Now he was calling an order. Was it in English? Mon Dieu, it sounded like it! Renouf had heard English spoken by fishermen before the war. Through the door came the sentry, holding a cutlass and a pistol. Not a French design of pistol. And the man was gesturing that he should go to the door.
"This man is going to take you up on deck so that you can see this ship is flying British colours . . ."
"But Citizen . . . Citizen, she is a French frigate! I recognize the class!"
"She was, until the British captured her in the West Indies. She is now the Calypso, one of His Britannic Majesty's frigates."
"But... but... I can't believe it!"
"I commanded the ship that captured her, but just go up on deck with this Marine sentry. If you don't believe the evidence of our colours, you are free to speak to any man you see."
Renouf heard the Captain give a quick order to the man, who took him by the arm after stuffing the pistol back in his belt, and led him out through the door and up the companionway. On deck the sun was just warming the planking and Renouf glanced aft, by now knowing what he would see. There were the British colours, the cloth barely moving in the early morning breeze. He looked across at each bomb ketch in turn and saw that they had not noticed the colours. The fools! Then he realized that although the frigate's port lids were not triced up, all the frigate's guns were manned. One broadside
would destroy the Fructidor, the other broadside would reduce the Brutus to kindling.
This aristo of the Royal Navy had brought the Calypso into the bay in the darkness, anchored so that his ship was perfectly positioned between the two ketches, and then patiently waited for the Frenchmen to wake up. Renouf suddenly felt cold as he turned and walked back down to the cabin, followed by the sentry. This captain was a cool one. He must have confidence and a droll sense of humour. But if he intended to kill them all, obviously he would have fired broadsides at first light. Then, as Renouf went back to his chair and sat down again and looked up at the Englishman, he was not so sure.

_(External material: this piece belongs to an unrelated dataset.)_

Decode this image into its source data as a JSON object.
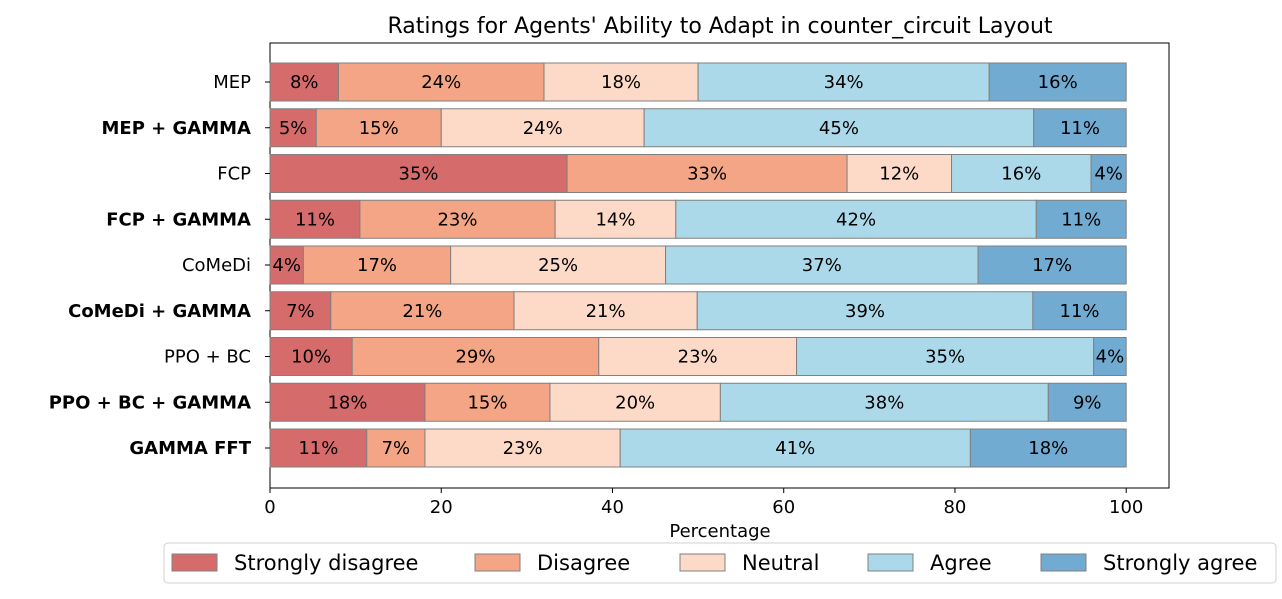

He suddenly remembered why the name Ramage had seemed vaguely familiar. He had been thinking that he knew it from some French circumstance, but now he remembered the Royal Navy captain who had started off by rescuing that Italian woman aristo from somewhere close to here, and later in the West Indies had completely destroyed the convoy intended to relieve Fort de France, in Martinique.
Now it was coming back to him like a flood tide: that was where Ramage had captured this very frigate. Four frigates had been escorting the convoy and Ramage sank two and captured two. The cabin began to move in the most curious way, as though it was swaying, and then it went blurred, as though he was looking at it under water, and then night suddenly fell.
"Sentry!" Ramage called, "this blessed Frenchman's just fainted. Get him out of here."
CHAPTER THREE
Shortly after dawn Ramage was back on the quarterdeck watching the curious outline of the two French ships emerging more sharply as daylight spread across the bay. They were not Mediterranean vessels; he was sure of that. They seemed to be typical galliots of the French Channel ports - except that the mainmasts were set so far aft, and the stays from the mainmast to the stemhead, bowsprit and jibboom seemed fewer than usual but comparatively massive. Odd-looking vessels, obviously, built for a special purpose, but for what?